Sur les places de marché, les opérateurs sont aux aguets. Ils surréagissent au moindre signe de tension qui survient. Et dans l’Union européenne, le taux de change de l’Euro (1 €=1,16 $) amplifie les variations des cours du blé en dollars quand ils sont convertis en euros. Le 7 octobre dernier et les jours suivants, le prix de la tonne de blé a atteint 270 €.
Les pays importateurs (Égypte, Algérie, Turquie) sont aux achats. 190 millions de tonnes (Mt) de blé seront échangées dans le monde. Or, l’ensemble des opérateurs a compris, voilà des semaines, que la campagne sera tendue : la production mondiale de blé sera déficitaire de 2 Mt alors qu’elle bat un nouveau record (780 Mt).
Dans l’hémisphère sud, les prévisions de récoltes très optimistes n’y changeront rien. À partir du mois de décembre prochain, 32 Mt de blé seraient récoltées en Australie et 19 Mt en Argentine.
Entre les pays importateurs et les pays exportateurs, une partie du dénouement de la campagne de commercialisation de blé actuelle, mais aussi de la prochaine en 2022-2023, se joue en ce moment en Russie.
En produisant 75 Mt de blé, le pays pourra en exporter 34 Mt (- 4 Mt sur un an).
Mais, selon les informations rapportées par Sovekon, expert en Russie des marchés céréaliers, le pays pourrait fixer, à partir du mois de février 2022, un nouveau quota d’exportation. Il serait défini en fonction des volumes de grains expédiés durant la première moitié de la campagne et des prévisions de production pour l’été 2022 à la sortie de l’hiver.
En 2022, ce quota s’ajouterait ainsi aux droits de douane déjà en vigueur (autour de 50 € par tonne).

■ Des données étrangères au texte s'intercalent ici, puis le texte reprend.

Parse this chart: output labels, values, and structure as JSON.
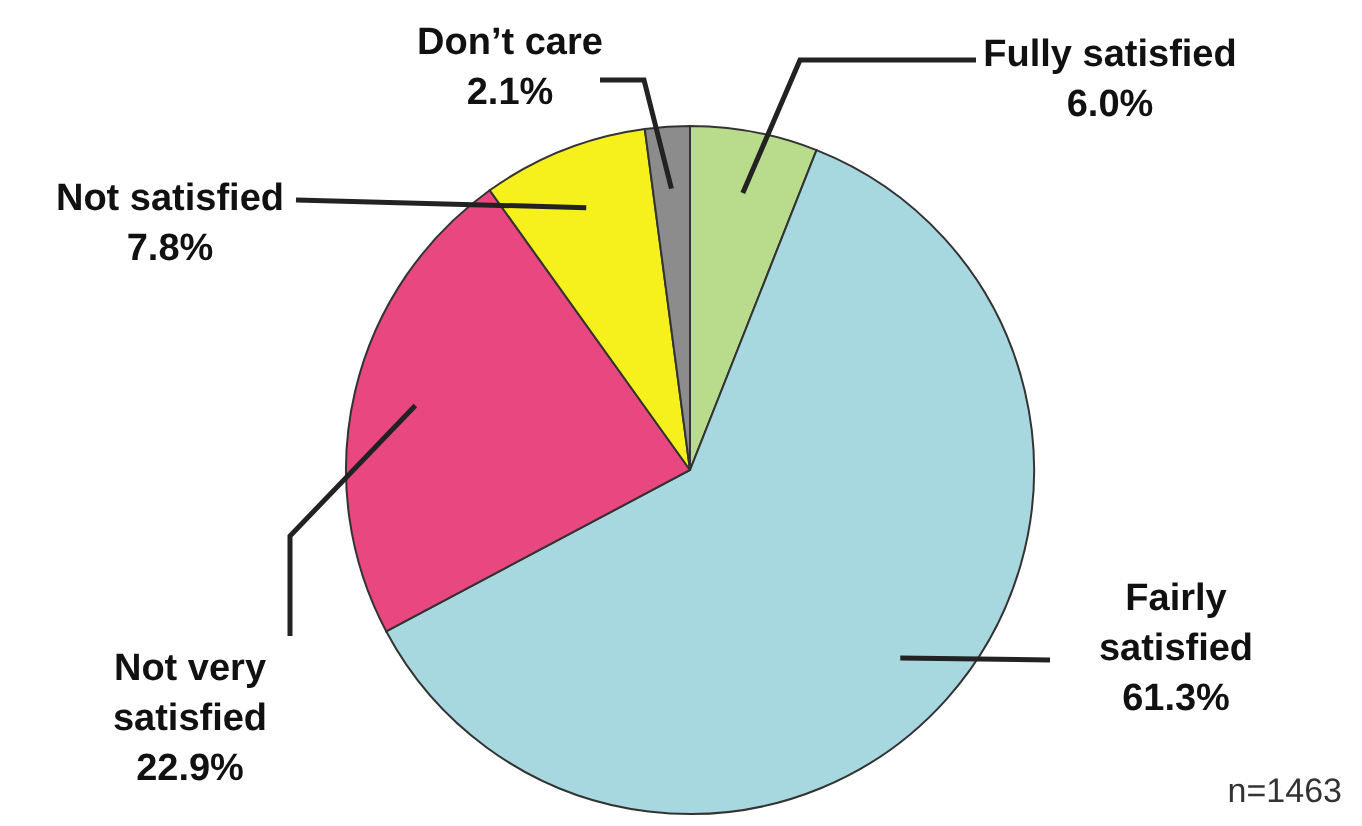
{
  "chart_data": {
    "type": "pie",
    "categories": [
      "Fully satisfied",
      "Fairly satisfied",
      "Not very satisfied",
      "Not satisfied",
      "Don’t care"
    ],
    "values": [
      6.0,
      61.3,
      22.9,
      7.8,
      2.1
    ],
    "colors": [
      "#b8db8c",
      "#a8d8df",
      "#e8477f",
      "#f6f01c",
      "#8c8c8c"
    ],
    "value_labels": [
      "6.0%",
      "61.3%",
      "22.9%",
      "7.8%",
      "2.1%"
    ],
    "annotations": [
      "n=1463"
    ]
  }
}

Au début de l’année, un premier quota d’exportation avait été fixé à 17,5 Mt en 2021.
Comme pour le pétrole et le gaz, la Russie tire profit, par les prix élevés du blé, de la forte reprise de l’économie mondiale.

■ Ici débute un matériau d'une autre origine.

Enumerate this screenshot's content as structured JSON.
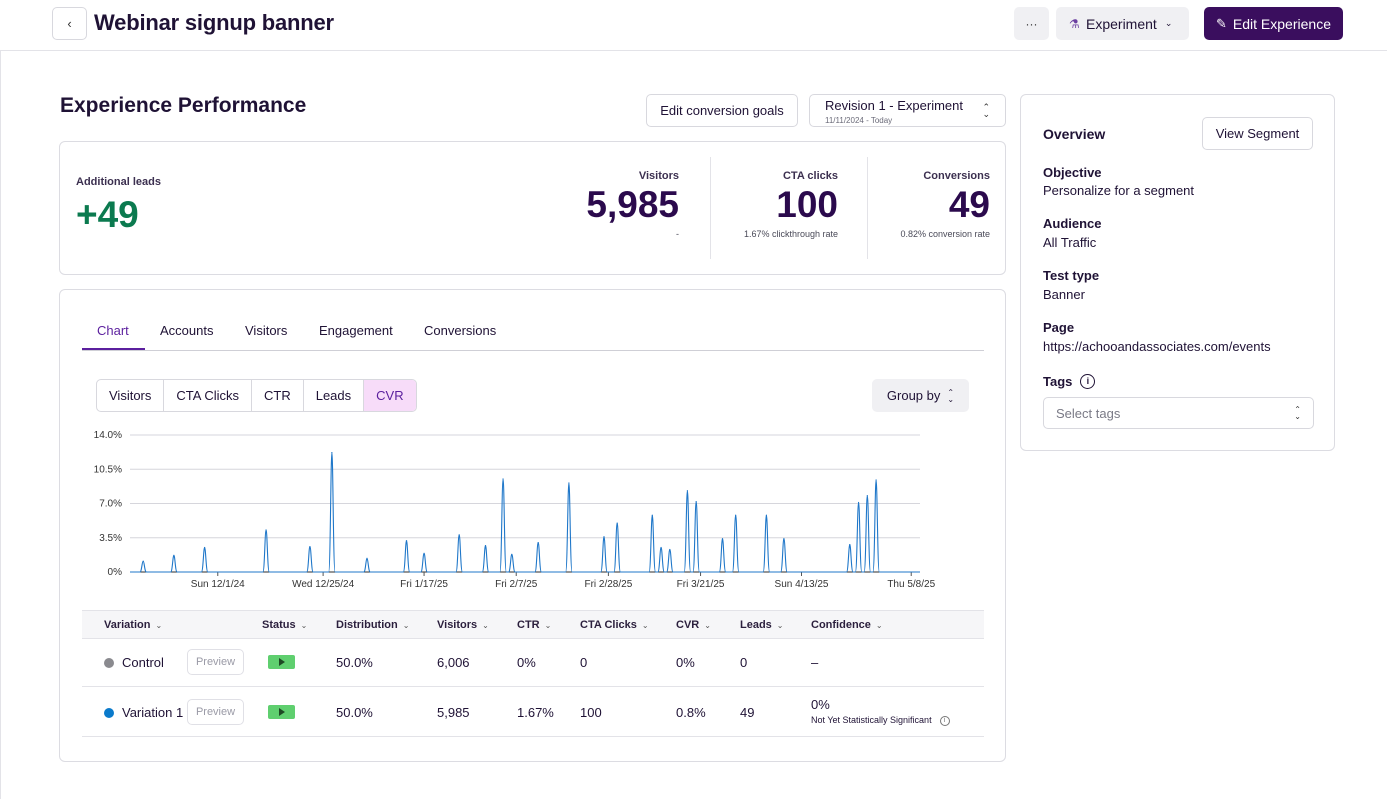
{
  "header": {
    "back_icon": "chevron-left-icon",
    "title": "Webinar signup banner",
    "more_label": "···",
    "experiment_label": "Experiment",
    "edit_experience_label": "Edit Experience"
  },
  "performance": {
    "title": "Experience Performance",
    "edit_goals_label": "Edit conversion goals",
    "revision": {
      "label": "Revision 1 - Experiment",
      "dates": "11/11/2024 - Today"
    }
  },
  "stats": {
    "additional_leads": {
      "label": "Additional leads",
      "value": "+49"
    },
    "visitors": {
      "label": "Visitors",
      "value": "5,985",
      "sub": "-"
    },
    "cta_clicks": {
      "label": "CTA clicks",
      "value": "100",
      "sub": "1.67% clickthrough rate"
    },
    "conversions": {
      "label": "Conversions",
      "value": "49",
      "sub": "0.82% conversion rate"
    }
  },
  "tabs": [
    "Chart",
    "Accounts",
    "Visitors",
    "Engagement",
    "Conversions"
  ],
  "active_tab": "Chart",
  "metric_toggle": [
    "Visitors",
    "CTA Clicks",
    "CTR",
    "Leads",
    "CVR"
  ],
  "active_metric": "CVR",
  "group_by_label": "Group by",
  "chart_data": {
    "type": "line",
    "y_ticks": [
      "14.0%",
      "10.5%",
      "7.0%",
      "3.5%",
      "0%"
    ],
    "ylim": [
      0,
      14
    ],
    "x_ticks": [
      "Sun 12/1/24",
      "Wed 12/25/24",
      "Fri 1/17/25",
      "Fri 2/7/25",
      "Fri 2/28/25",
      "Fri 3/21/25",
      "Sun 4/13/25",
      "Thu 5/8/25"
    ],
    "x_tick_days": [
      20,
      44,
      67,
      88,
      109,
      130,
      153,
      178
    ],
    "x_range_days": [
      0,
      180
    ],
    "series": [
      {
        "color": "#1f77c9",
        "points": [
          [
            3,
            1.1
          ],
          [
            10,
            1.7
          ],
          [
            17,
            2.5
          ],
          [
            31,
            4.3
          ],
          [
            41,
            2.6
          ],
          [
            46,
            12.2
          ],
          [
            54,
            1.4
          ],
          [
            63,
            3.2
          ],
          [
            67,
            1.9
          ],
          [
            75,
            3.8
          ],
          [
            81,
            2.7
          ],
          [
            85,
            9.5
          ],
          [
            87,
            1.8
          ],
          [
            93,
            3.0
          ],
          [
            100,
            9.1
          ],
          [
            108,
            3.6
          ],
          [
            111,
            5.0
          ],
          [
            119,
            5.8
          ],
          [
            121,
            2.5
          ],
          [
            123,
            2.3
          ],
          [
            127,
            8.3
          ],
          [
            129,
            7.2
          ],
          [
            135,
            3.4
          ],
          [
            138,
            5.8
          ],
          [
            145,
            5.8
          ],
          [
            149,
            3.4
          ],
          [
            164,
            2.8
          ],
          [
            166,
            7.1
          ],
          [
            168,
            7.8
          ],
          [
            170,
            9.4
          ]
        ]
      }
    ]
  },
  "table": {
    "headers": [
      "Variation",
      "Status",
      "Distribution",
      "Visitors",
      "CTR",
      "CTA Clicks",
      "CVR",
      "Leads",
      "Confidence"
    ],
    "rows": [
      {
        "name": "Control",
        "dot_color": "#8a8a8f",
        "preview": "Preview",
        "distribution": "50.0%",
        "visitors": "6,006",
        "ctr": "0%",
        "cta_clicks": "0",
        "cvr": "0%",
        "leads": "0",
        "confidence": "–",
        "confidence_note": ""
      },
      {
        "name": "Variation 1",
        "dot_color": "#0a7acb",
        "preview": "Preview",
        "distribution": "50.0%",
        "visitors": "5,985",
        "ctr": "1.67%",
        "cta_clicks": "100",
        "cvr": "0.8%",
        "leads": "49",
        "confidence": "0%",
        "confidence_note": "Not Yet Statistically Significant"
      }
    ]
  },
  "overview": {
    "title": "Overview",
    "view_segment_label": "View Segment",
    "objective": {
      "label": "Objective",
      "value": "Personalize for a segment"
    },
    "audience": {
      "label": "Audience",
      "value": "All Traffic"
    },
    "test_type": {
      "label": "Test type",
      "value": "Banner"
    },
    "page": {
      "label": "Page",
      "value": "https://achooandassociates.com/events"
    },
    "tags": {
      "label": "Tags",
      "placeholder": "Select tags"
    }
  }
}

Pas de pays pour prendre le relais
Une baisse de 5 % de la surface des cultures d’hiver ampute le potentiel de production de blé en 2022-2023. Jusqu’à 1,2 million d’hectares de céréales d’hiver en moins serait emblavé par rapport à 2020 en raison des conditions météorologiques trop sèches. Par ailleurs, les prix des intrants rendent leur culture moins rentable.

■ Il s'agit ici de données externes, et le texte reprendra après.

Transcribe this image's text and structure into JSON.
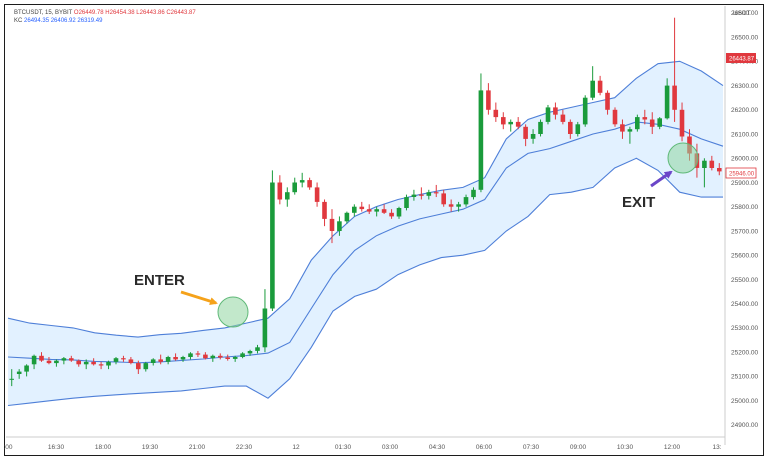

Cette année, le blé russe est particulièrement convoité car il est de très bonne qualité. Selon Sevekon, 87,5 % des grains seraient de qualité meunière. Et même 62,2 Mt de grains seraient de classe 3 et de classe 4 avec un taux de protéines de 13,5 % et un taux de gluten de 22,6 %.
Dans le bassin de la mer Noire, l’Ukraine prend quelque peu le relais de la Russie à l’export. Le pays vendra les trois quarts de sa production (23 Mt), soit 6 Mt de plus que l’an passé. Près de 10 Mt ont déjà été embarquées. Mais aucun pays producteur de la planète n’est réellement en mesure de s’imposer sur les marchés.
Or, la demande de blé des pays méditerranéens croît encore, comme chaque année. Mais ces derniers mois, la hausse du prix du pétrole donne aux états producteurs d’hydrocarbures des moyens supplémentaires pour pouvoir acheter des céréales plus chères que les années passées. Enfin, la Chine fait dorénavant partie des grands pays importateurs de blé (9,5 Mt). Elle est même en troisième position derrière l’Égypte et l’Indonésie, si on met à part la Turquie qui réexporte, sous forme de farine, une grande partie des quantités de blé qu’elle importe.
Hormis ses 75 Mt de blé récoltées, la Russie produirait 18,3 Mt d’orges, 4,1 Mt de maïs et 2 Mt de seigle dédiées à ses consommateurs. Au total, le pays récolterait 115 Mt de céréales cette année selon le CIC et il en exporterait 43 Mt, soit respectivement 12 Mt et 6 Mt de moins que l’an passé.